Rupee ends steady, but market sees further dip

Thursday, 19 April 2012 01:33 -     - {{hitsCtrl.values.hits}}

Reuters: Sri Lanka’s rupee ended steady on Wednesday as importer dollar demand was offset by foreign inflows into the island nation’s bonds, but currency dealers and traders said further depreciation pressure is imminent in May when the central bank changes policy on oil import payments.

The rupee ended almost flat at 128.60/70 compared with Tuesday’s close of 128.55/70 against the dollar.

Currency dealers said a foreign bank sold dollars received from bond sales to offshore investors, but considerable importer demand capped any rupee gain.



“We expect further depreciation pressure in the currency as the oil bills also will be financed through the available dollars in the market,” a currency dealer said on condition of anonymity.

The central bank, which is building up its depleted reserves, has said it may stop supplying dollars to pay for oil imports from May, its latest move to allow more rupee flexibility after it refrained from intervening in foreign exchange markets in February.

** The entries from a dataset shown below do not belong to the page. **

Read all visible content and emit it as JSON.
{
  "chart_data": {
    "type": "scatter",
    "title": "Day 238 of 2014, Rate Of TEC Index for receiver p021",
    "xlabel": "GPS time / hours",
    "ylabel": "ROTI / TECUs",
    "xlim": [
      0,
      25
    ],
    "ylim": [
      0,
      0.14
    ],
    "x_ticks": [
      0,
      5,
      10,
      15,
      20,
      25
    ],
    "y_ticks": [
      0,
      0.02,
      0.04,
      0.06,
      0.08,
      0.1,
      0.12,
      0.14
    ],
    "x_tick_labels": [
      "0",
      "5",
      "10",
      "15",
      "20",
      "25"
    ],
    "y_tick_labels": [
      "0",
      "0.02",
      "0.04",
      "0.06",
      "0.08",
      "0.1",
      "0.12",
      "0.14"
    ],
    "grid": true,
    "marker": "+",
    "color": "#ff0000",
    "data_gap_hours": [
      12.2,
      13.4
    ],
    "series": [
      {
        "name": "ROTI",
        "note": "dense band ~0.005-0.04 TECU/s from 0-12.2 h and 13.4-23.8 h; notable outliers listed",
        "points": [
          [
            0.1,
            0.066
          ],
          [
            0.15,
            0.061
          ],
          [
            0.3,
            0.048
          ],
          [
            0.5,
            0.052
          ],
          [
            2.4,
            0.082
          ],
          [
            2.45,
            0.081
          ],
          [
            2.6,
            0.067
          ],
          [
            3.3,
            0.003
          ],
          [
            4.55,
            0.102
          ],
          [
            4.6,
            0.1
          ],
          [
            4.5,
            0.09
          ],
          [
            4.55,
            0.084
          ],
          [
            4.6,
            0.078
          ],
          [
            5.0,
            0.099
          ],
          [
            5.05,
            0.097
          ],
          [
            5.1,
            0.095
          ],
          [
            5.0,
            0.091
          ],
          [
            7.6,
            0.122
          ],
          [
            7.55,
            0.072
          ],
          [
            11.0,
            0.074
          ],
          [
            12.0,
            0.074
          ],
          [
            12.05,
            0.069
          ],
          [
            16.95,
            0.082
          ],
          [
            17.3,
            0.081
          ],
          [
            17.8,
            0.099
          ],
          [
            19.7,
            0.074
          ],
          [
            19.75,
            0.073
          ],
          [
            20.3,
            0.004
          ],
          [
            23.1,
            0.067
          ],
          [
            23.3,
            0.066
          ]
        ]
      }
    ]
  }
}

The state-run oil firm Ceylon Petroleum Company needs $10-$12 million a day to meet payments for imported oil.

The currency has depreciated 11.1 per cent since the central bank stopped defending it on 9 February.

Uncertainty in the rupee coupled with rise in T-bill rates pulled back the island nation’s stock market to end 0.1 per cent weaker.

Yields in all three t-bills rose between 11-27 basis points at a weekly auction on Wednesday, which analysts and stockbrokers said may prompt equity investors to shift to fixed-income instruments.

The day’s turnover was Rs. 249.9 million ($1.94 million), well below this year’s daily average of Rs. 1.32 billion.

The market saw a net foreign inflow of Rs. 33.5 million, extending the net foreign buying to Rs. 21.2 billion so far in 2012.

The Colombo bourse is one of the worst performing Asian markets this year, losing 11 per cent as investors have been deterred by rising interest rates and uncertain currency movements.